Saturday, September 22, 2007

Fail Early (But Not Often)

Civic-minded citizens have long been reminded to "Vote Early". A corrupt Chicago politician extended it to "Vote Early And Often." Failures should be handled as early as possible, but shouldn't (under most circumstances) happen very often.

My primary principle is "The earlier the failure, the less the consequences." For example, if I didn't check the return code on a file open, the code would merrily continue on and try to write to the bogus file descriptor returned from the "file open". Most current operating systems give you a bad handle error, but earlier ones would just return junk at best and might do something grotesque to the file system at worst. Also, the code has probably already gone past the point where it can put up a coherent error message that includes the filename and system error code. This the leads to my second principle about failure handling, which is: "The better the error message, the less tech support hates my guts." One annoying error message that I've had to deal with (as an end user) is "The [someLibrary.DLL] is in use by another program." Which program? Do I have to go through my Task Manager, or use "ps" on *nix, trying to kill one program at a time (not a good idea anyway!) to find out which is the offender?

Most contemporary programming languages have some sort of exception mechanism to help me write code to handle failures. In a language like C++ where I can throw just about anything, I create a superclass designed to handle failures (subclassed as appropriate) combined with a macro that catches all possible types that any code in my executable might throw.
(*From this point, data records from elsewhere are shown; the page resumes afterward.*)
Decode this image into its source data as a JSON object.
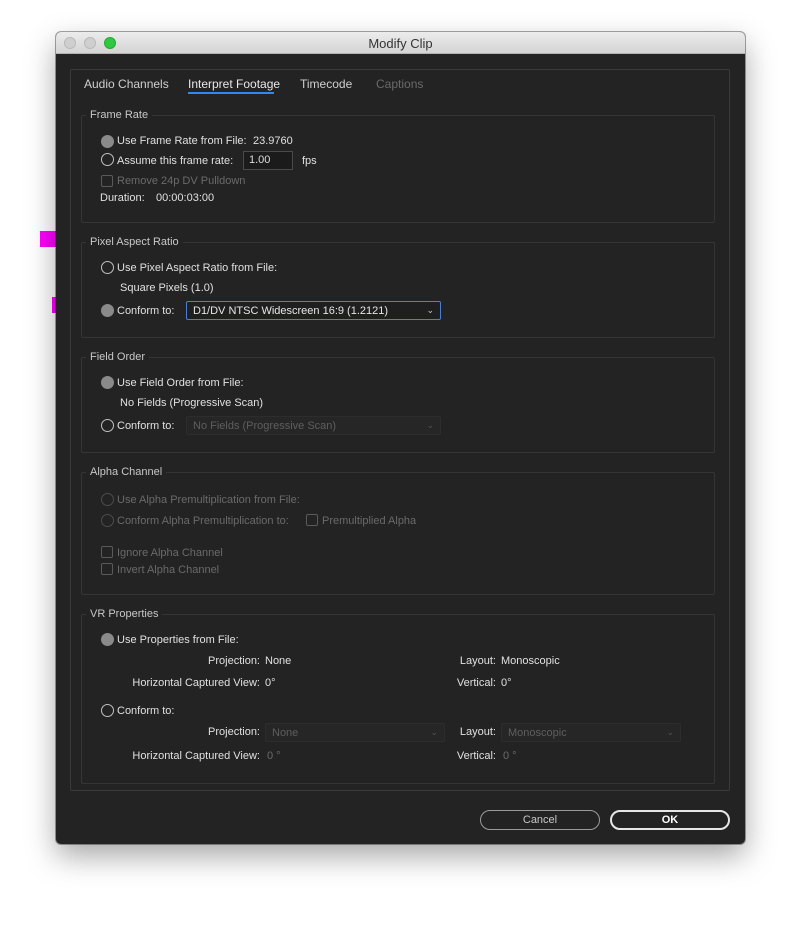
{
  "window": {
    "title": "Modify Clip"
  },
  "tabs": [
    {
      "label": "Audio Channels"
    },
    {
      "label": "Interpret Footage"
    },
    {
      "label": "Timecode"
    },
    {
      "label": "Captions"
    }
  ],
  "frame_rate": {
    "title": "Frame Rate",
    "use_from_file_label": "Use Frame Rate from File:",
    "file_value": "23.9760",
    "assume_label": "Assume this frame rate:",
    "assume_value": "1.00",
    "fps_label": "fps",
    "pulldown_label": "Remove 24p DV Pulldown",
    "duration_label": "Duration:",
    "duration_value": "00:00:03:00"
  },
  "pixel_aspect": {
    "title": "Pixel Aspect Ratio",
    "use_from_file_label": "Use Pixel Aspect Ratio from File:",
    "file_value": "Square Pixels (1.0)",
    "conform_label": "Conform to:",
    "conform_value": "D1/DV NTSC Widescreen 16:9 (1.2121)"
  },
  "field_order": {
    "title": "Field Order",
    "use_from_file_label": "Use Field Order from File:",
    "file_value": "No Fields (Progressive Scan)",
    "conform_label": "Conform to:",
    "conform_value": "No Fields (Progressive Scan)"
  },
  "alpha": {
    "title": "Alpha Channel",
    "use_from_file_label": "Use Alpha Premultiplication from File:",
    "conform_label": "Conform Alpha Premultiplication to:",
    "premult_label": "Premultiplied Alpha",
    "ignore_label": "Ignore Alpha Channel",
    "invert_label": "Invert Alpha Channel"
  },
  "vr": {
    "title": "VR Properties",
    "use_from_file_label": "Use Properties from File:",
    "projection_label": "Projection:",
    "projection_value": "None",
    "layout_label": "Layout:",
    "layout_value": "Monoscopic",
    "hcv_label": "Horizontal Captured View:",
    "hcv_value": "0°",
    "vertical_label": "Vertical:",
    "vertical_value": "0°",
    "conform_label": "Conform to:",
    "conform_projection": "None",
    "conform_layout": "Monoscopic",
    "conform_hcv": "0 °",
    "conform_vertical": "0 °"
  },
  "buttons": {
    "cancel": "Cancel",
    "ok": "OK"
  },
  "colors": {
    "accent": "#2d8ceb",
    "annotation_arrow": "#ff00ff",
    "window_bg": "#232323"
  }
}
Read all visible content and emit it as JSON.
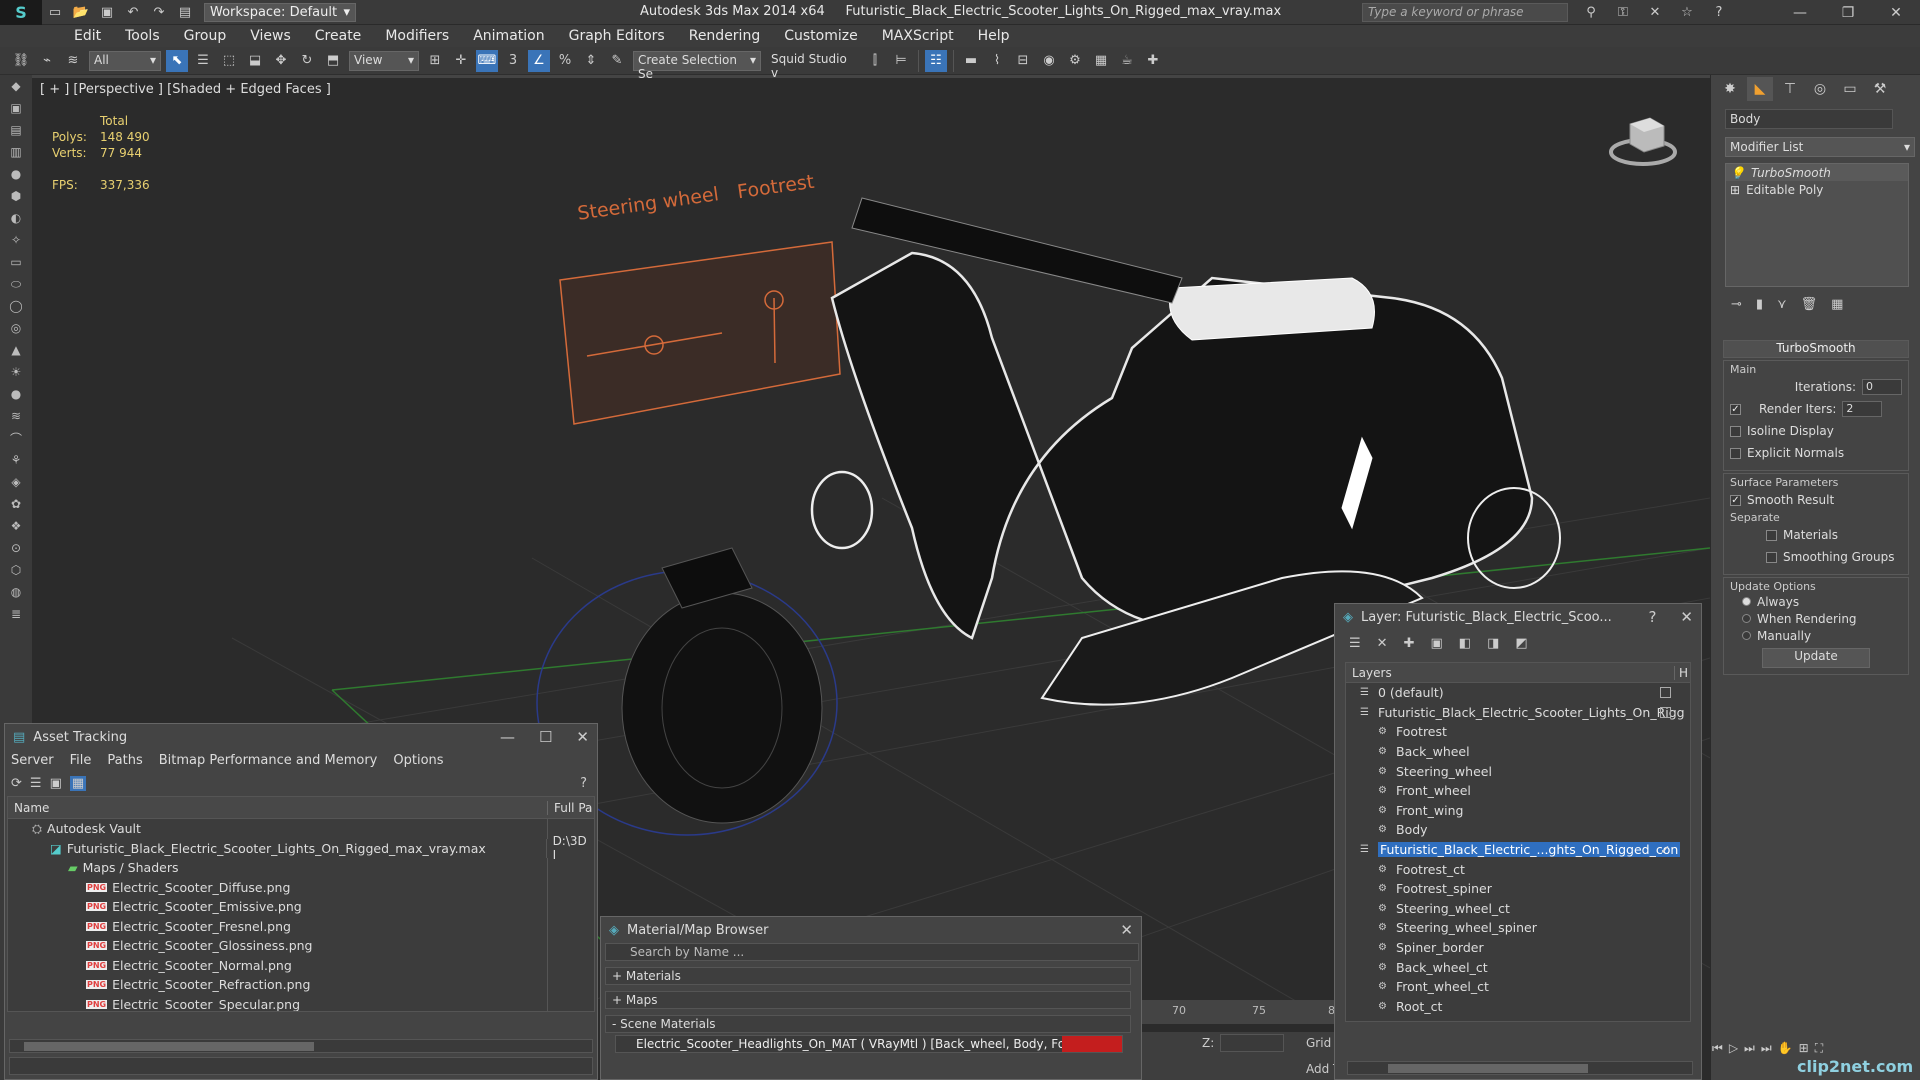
{
  "titlebar": {
    "workspace": "Workspace: Default",
    "app_name": "Autodesk 3ds Max  2014 x64",
    "file_name": "Futuristic_Black_Electric_Scooter_Lights_On_Rigged_max_vray.max",
    "search_placeholder": "Type a keyword or phrase"
  },
  "menu": [
    "Edit",
    "Tools",
    "Group",
    "Views",
    "Create",
    "Modifiers",
    "Animation",
    "Graph Editors",
    "Rendering",
    "Customize",
    "MAXScript",
    "Help"
  ],
  "toolbar": {
    "filter": "All",
    "ref_coord": "View",
    "selection_set": "Create Selection Se",
    "squid": "Squid Studio v"
  },
  "viewport": {
    "label": "[ + ] [Perspective ] [Shaded + Edged Faces ]",
    "stats": {
      "total_label": "Total",
      "polys_label": "Polys:",
      "polys": "148 490",
      "verts_label": "Verts:",
      "verts": "77 944",
      "fps_label": "FPS:",
      "fps": "337,336"
    },
    "rig_panel": {
      "steering_label": "Steering wheel",
      "footrest_label": "Footrest"
    }
  },
  "command_panel": {
    "object_name": "Body",
    "modifier_list": "Modifier List",
    "stack": [
      "TurboSmooth",
      "Editable Poly"
    ],
    "turbosmooth": {
      "title": "TurboSmooth",
      "main_label": "Main",
      "iterations_label": "Iterations:",
      "iterations": "0",
      "render_iters_label": "Render Iters:",
      "render_iters": "2",
      "isoline": "Isoline Display",
      "explicit_normals": "Explicit Normals",
      "surface_params": "Surface Parameters",
      "smooth_result": "Smooth Result",
      "separate": "Separate",
      "materials": "Materials",
      "smoothing_groups": "Smoothing Groups",
      "update_options": "Update Options",
      "always": "Always",
      "when_rendering": "When Rendering",
      "manually": "Manually",
      "update_btn": "Update"
    }
  },
  "asset_tracking": {
    "title": "Asset Tracking",
    "menu": [
      "Server",
      "File",
      "Paths",
      "Bitmap Performance and Memory",
      "Options"
    ],
    "col_name": "Name",
    "col_path": "Full Pa",
    "rows": [
      {
        "name": "Autodesk Vault",
        "path": "",
        "level": 1,
        "kind": "vault"
      },
      {
        "name": "Futuristic_Black_Electric_Scooter_Lights_On_Rigged_max_vray.max",
        "path": "D:\\3D I",
        "level": 2,
        "kind": "max"
      },
      {
        "name": "Maps / Shaders",
        "path": "",
        "level": 3,
        "kind": "folder"
      },
      {
        "name": "Electric_Scooter_Diffuse.png",
        "path": "",
        "level": 4,
        "kind": "png"
      },
      {
        "name": "Electric_Scooter_Emissive.png",
        "path": "",
        "level": 4,
        "kind": "png"
      },
      {
        "name": "Electric_Scooter_Fresnel.png",
        "path": "",
        "level": 4,
        "kind": "png"
      },
      {
        "name": "Electric_Scooter_Glossiness.png",
        "path": "",
        "level": 4,
        "kind": "png"
      },
      {
        "name": "Electric_Scooter_Normal.png",
        "path": "",
        "level": 4,
        "kind": "png"
      },
      {
        "name": "Electric_Scooter_Refraction.png",
        "path": "",
        "level": 4,
        "kind": "png"
      },
      {
        "name": "Electric_Scooter_Specular.png",
        "path": "",
        "level": 4,
        "kind": "png"
      }
    ],
    "png_badge": "PNG"
  },
  "material_browser": {
    "title": "Material/Map Browser",
    "search_placeholder": "Search by Name ...",
    "groups": [
      "+ Materials",
      "+ Maps",
      "- Scene Materials"
    ],
    "entry": "Electric_Scooter_Headlights_On_MAT ( VRayMtl ) [Back_wheel, Body, Footrest,..."
  },
  "timeline": {
    "t70": "70",
    "t75": "75",
    "t8": "8",
    "z_label": "Z:",
    "grid_label": "Grid",
    "add_label": "Add T"
  },
  "layer_window": {
    "title": "Layer: Futuristic_Black_Electric_Scoo...",
    "help": "?",
    "col_layers": "Layers",
    "col_h": "H",
    "rows": [
      {
        "name": "0 (default)",
        "level": 0,
        "kind": "layer",
        "checkbox": true
      },
      {
        "name": "Futuristic_Black_Electric_Scooter_Lights_On_Rigg",
        "level": 0,
        "kind": "layer",
        "checkbox": true
      },
      {
        "name": "Footrest",
        "level": 1,
        "kind": "object"
      },
      {
        "name": "Back_wheel",
        "level": 1,
        "kind": "object"
      },
      {
        "name": "Steering_wheel",
        "level": 1,
        "kind": "object"
      },
      {
        "name": "Front_wheel",
        "level": 1,
        "kind": "object"
      },
      {
        "name": "Front_wing",
        "level": 1,
        "kind": "object"
      },
      {
        "name": "Body",
        "level": 1,
        "kind": "object"
      },
      {
        "name": "Futuristic_Black_Electric_...ghts_On_Rigged_con",
        "level": 0,
        "kind": "layer",
        "selected": true
      },
      {
        "name": "Footrest_ct",
        "level": 1,
        "kind": "object"
      },
      {
        "name": "Footrest_spiner",
        "level": 1,
        "kind": "object"
      },
      {
        "name": "Steering_wheel_ct",
        "level": 1,
        "kind": "object"
      },
      {
        "name": "Steering_wheel_spiner",
        "level": 1,
        "kind": "object"
      },
      {
        "name": "Spiner_border",
        "level": 1,
        "kind": "object"
      },
      {
        "name": "Back_wheel_ct",
        "level": 1,
        "kind": "object"
      },
      {
        "name": "Front_wheel_ct",
        "level": 1,
        "kind": "object"
      },
      {
        "name": "Root_ct",
        "level": 1,
        "kind": "object"
      }
    ]
  },
  "watermark": "clip2net.com"
}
As long as I put my catch blocks in the right places (e.g., at the top of a thread or in top-level event handlers) I can return errors without bad side effects. Java, on the other hand, will only allow me to throw descendants of Throwable, which removes the need for the "glue" class and macro that I described for C++, but adds the complexity of having to deal with multiple subclasses of Throwable. There's no such thing as a free lunch.

What if I am working in a language that supports exceptions, but I am using some API that doesn't? For example, suppose I needed to use fopen (the low level 'C' routine) while working in C++. In this case I always check the return code from that call (as well as all other file system calls). If an error is returned from any of those calls, I convert it into a coherent exception and throw that exception.

To move farther back in the evolutionary ladder of languages, what happens when I am working in a language (such as shell script) where there is no exception mechanism at all? Here I check for errors after every possible line of shell script that can possibly fail ("assume the worst"). I keep the code readable by putting the status check off to the right of the "meaningful" code. This means that when I read the code I can concentrate on what it should be doing in most cases, rather than the edge cases of failure. For example, this shell script contains a shell function that displays an error message, the name of the script and how to get instructions for running the script.

Note that the error might not be caused by inappropriate usage, but this at least gives the person who ran the script something to see before reading the code in the script.

In the spirit of continuous improvement, I've tried moving the status test down into the shell function, but I discovered (at least on Cygwin) that making the function call changes the global status variable ($?). I even briefly considered doing something like this where the _chk_ function runs lines of script and then checks the error code.


_chk_( 'first line of script' )
_chk_( 'second line of script' )

I rejected this, however, because (a) the noise level is too high, and (b) I had serious concerns about quoting problems within each line of shell script code.

Sometimes you have to know when to stop refactoring.